Perched between Norway’s two longest fjords, Bergen might appear an unlikely place to glimpse the possible future of transport. But close to one in five cars in Norway’s second city are now fully electric – the most of any city, anywhere. As Bergen’s residents steer their Nissan Leafs and Teslas down the city’s cobbled streets, they, alongside compatriots across Norway, are also being scrutinised by companies eager to adapt to the era of the electric car.
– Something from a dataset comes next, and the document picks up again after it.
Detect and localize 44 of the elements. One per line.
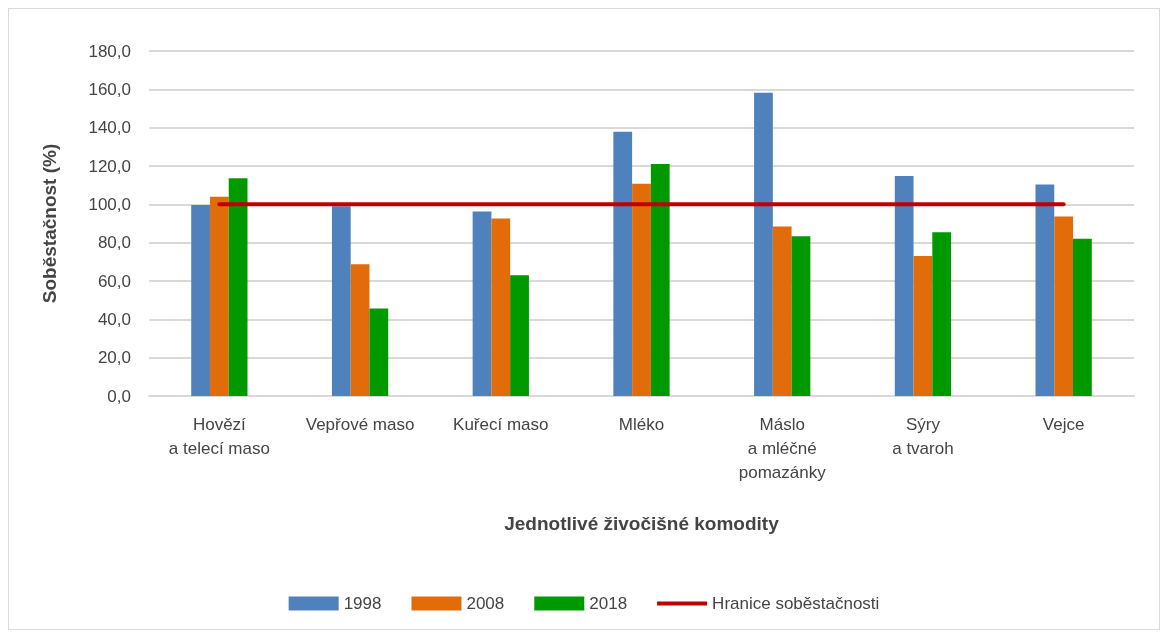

“Over the last year or so there have been more and more visits from other parts of the world,” said Christina Bu, secretary-general of the Norwegian Electric Vehicle Association. “Companies are coming to Norway to learn.” Few are looking more closely than the multinationals that run petrol stations, which are grappling with a pressing question: will the electric car mean the end of the road for roadside refuellers?
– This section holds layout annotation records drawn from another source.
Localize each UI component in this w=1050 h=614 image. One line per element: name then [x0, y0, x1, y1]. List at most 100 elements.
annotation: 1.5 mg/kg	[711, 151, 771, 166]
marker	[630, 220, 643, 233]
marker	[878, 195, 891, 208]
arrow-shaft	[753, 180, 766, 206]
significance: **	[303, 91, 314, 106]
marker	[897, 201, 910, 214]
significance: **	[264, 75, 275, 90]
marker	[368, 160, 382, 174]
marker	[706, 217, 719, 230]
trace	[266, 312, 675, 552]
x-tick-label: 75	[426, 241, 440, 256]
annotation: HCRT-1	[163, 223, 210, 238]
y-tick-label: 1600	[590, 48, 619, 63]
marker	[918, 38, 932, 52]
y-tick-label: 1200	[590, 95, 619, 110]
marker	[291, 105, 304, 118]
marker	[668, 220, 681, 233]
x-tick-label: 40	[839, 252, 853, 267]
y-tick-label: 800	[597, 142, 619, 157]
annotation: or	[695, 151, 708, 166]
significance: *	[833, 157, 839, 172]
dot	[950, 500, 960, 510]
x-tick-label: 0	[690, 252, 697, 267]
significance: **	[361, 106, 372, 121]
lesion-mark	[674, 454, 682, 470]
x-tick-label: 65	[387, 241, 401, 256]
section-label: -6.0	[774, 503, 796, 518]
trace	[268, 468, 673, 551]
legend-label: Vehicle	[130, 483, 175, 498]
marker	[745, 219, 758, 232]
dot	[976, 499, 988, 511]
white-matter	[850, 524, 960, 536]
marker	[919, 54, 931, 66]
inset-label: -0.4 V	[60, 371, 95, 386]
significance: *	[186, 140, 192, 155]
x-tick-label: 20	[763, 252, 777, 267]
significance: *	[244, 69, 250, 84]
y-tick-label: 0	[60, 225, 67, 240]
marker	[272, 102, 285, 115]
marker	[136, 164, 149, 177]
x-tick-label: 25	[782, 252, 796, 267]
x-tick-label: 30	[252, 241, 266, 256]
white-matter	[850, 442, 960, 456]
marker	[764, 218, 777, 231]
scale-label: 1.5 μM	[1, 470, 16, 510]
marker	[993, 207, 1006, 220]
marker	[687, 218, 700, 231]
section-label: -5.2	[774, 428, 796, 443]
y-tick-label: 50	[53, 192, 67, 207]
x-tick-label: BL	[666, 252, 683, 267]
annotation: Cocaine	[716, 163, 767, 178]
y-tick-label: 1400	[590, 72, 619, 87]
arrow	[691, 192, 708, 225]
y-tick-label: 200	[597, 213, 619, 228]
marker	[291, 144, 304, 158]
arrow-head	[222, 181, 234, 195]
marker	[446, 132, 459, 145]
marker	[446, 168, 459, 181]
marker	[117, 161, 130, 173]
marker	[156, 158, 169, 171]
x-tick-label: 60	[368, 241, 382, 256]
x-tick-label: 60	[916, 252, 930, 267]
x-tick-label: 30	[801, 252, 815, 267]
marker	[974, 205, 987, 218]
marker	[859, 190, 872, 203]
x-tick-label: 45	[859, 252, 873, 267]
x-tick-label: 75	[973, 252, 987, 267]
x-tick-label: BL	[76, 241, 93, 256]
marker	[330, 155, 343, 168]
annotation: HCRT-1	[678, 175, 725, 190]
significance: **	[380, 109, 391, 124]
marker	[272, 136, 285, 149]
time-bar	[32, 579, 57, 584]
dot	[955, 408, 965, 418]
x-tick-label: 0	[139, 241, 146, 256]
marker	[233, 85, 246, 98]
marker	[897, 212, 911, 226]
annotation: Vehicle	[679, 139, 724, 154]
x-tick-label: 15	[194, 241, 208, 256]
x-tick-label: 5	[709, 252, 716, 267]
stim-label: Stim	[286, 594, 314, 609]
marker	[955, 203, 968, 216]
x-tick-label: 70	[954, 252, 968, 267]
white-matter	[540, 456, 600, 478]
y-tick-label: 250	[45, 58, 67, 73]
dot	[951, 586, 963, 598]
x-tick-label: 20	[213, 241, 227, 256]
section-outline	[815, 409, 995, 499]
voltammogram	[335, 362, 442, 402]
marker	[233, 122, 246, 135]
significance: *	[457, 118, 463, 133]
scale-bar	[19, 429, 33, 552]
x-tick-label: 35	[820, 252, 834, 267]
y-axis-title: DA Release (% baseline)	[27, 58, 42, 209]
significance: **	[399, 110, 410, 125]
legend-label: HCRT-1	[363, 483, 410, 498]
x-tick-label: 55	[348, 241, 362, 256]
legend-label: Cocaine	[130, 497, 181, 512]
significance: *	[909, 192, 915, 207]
After buying Norway’s largest petrol station network in 2012, Canadian refuelling giant Alimentation Couche-Tard designated Norway its “laboratory” to study that precise question. Norway’s government wants to end sales of fossil fuel-powered cars by 2025 and has waived its heavy taxes on new car purchases for electric vehicles. Internationally, Bloomberg New Energy Finance estimates that 57percent of cars sold in 2040 will be electric. Norway crossed that threshold in March.
Couche-Tard has replaced fuel pumps with electric vehicle chargers in some of its Circle K gas stations in Scandinavia and launched a home and workplace charging service in Norway. British consultancy Insight Research also offers fuel retailers what it calls Norwegian “retail safaris” where they can pay to tour petrol station sites across Oslo.
A Boston Consulting Group study published last year found that at least a quarter of petrol stations worldwide risk closure by 2035 without significant changes to their business models. Under BCG’s most aggressive scenario, 80 per cent could shut. Ms Bu described BCG’s projections as “a bit exaggerated”. Nevertheless, she said she had seen plans for new Norwegian petrol station developments quietly killed off or scaled back as the pace of her nation’s transition to electric vehicles had accelerated.